Pesticides are one of the main contributors to water pollution, with over 4,000,000 tons of pesticides used annually worldwide. The toxic chemicals in pesticides can contaminate water systems through runoff, erosion, or leaching, causing toxic effects on aquatic life, wildlife, and humans. Pesticides can also increase the concentration of heavy metals in the soil, which can negatively impact plants and find their way into water resources.

Fertilizers are another major contributor to water pollution in agriculture. Fertilizers have a high concentration of nutrients, specifically nitrogen and phosphorus, which are necessary for crop growth. However, when excess nitrogen and phosphorus from fertilizers and manure are not fully utilized by the plants, they can be washed off the soil during irrigation, rainfall, or snowmelt, polluting water resources. High levels of nitrogen and phosphorus can cause eutrophication of water bodies, leading to hypoxic "dead zones" that kill fish and decrease aquatic life. Additionally, excess nutrients can stimulate harmful algal blooms, disrupting wildlife and producing toxins harmful to humans.

To mitigate water pollution from pesticides and fertilizers, proper nutrient management practices are essential. Farmers can adopt techniques such as soil testing, crop-specific calibration, and timing applications to maximize nutrient uptake and minimize runoff. Implementing conservation practices, such as cover crops, field buffers, and conservation tillage, can also help reduce erosion and nutrient loss into waterways. Additionally, efficient irrigation schemes and establishing protection zones around water bodies can reduce the migration of pesticides and fertilizers into water resources.

Livestock and antibiotics

Livestock production accounts for 70% of all agricultural land and 30% of the planet's land surface. The use of antibiotics in livestock farming is an emerging environmental and human health concern. Antibiotics are used in agriculture as additives in animal food for growth stimulation or the treatment of infectious diseases. The intensive and excessive use of antibiotics, coupled with their presence in solid and liquid farming waste, has led to environmental risks and antibiotic resistance.

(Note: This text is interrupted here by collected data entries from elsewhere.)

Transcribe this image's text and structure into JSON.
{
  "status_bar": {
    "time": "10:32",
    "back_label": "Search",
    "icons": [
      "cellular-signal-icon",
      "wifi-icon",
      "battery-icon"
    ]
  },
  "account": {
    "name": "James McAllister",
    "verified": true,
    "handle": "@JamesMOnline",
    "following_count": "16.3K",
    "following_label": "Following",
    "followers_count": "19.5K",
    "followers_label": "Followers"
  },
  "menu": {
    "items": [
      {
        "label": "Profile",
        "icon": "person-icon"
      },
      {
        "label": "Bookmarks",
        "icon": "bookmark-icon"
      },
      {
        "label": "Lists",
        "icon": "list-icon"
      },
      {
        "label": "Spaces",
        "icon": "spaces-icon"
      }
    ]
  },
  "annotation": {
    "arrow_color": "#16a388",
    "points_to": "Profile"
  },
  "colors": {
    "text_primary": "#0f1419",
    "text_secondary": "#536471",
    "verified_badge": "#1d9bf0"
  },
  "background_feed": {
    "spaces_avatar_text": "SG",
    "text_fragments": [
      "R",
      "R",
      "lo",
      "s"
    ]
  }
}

Antibiotics are released into the environment through various pathways, including human and animal waste streams. The antibiotics administered to animals are not fully metabolized and are discharged unchanged into water bodies, manure, or soils. This release of antibiotics into the environment contributes to antibiotic pollution, which has been linked to the emergence of antibiotic-resistant bacteria.

The presence of pathogenic bacteria and antibiotic-resistant bacteria in untreated or treated animal manure is a significant concern. When manure from livestock farming is applied to nearby agricultural fields, it can be flushed by heavy rainfall or runoff into water bodies used for human activities. This transfer of manure-borne antibiotics and bacteria into water sources poses risks to human health and the environment.

The use of antibiotics in livestock farming has been associated with the pollution of animal manures and agricultural soils by antibiotic residues. This pollution can lead to the multiplication of antibiotic-resistant pathogens, resulting in the rapid spread of infectious diseases in animals, plants, and humans. The impact of antibiotic resistance is a critical issue that requires attention and effective solutions.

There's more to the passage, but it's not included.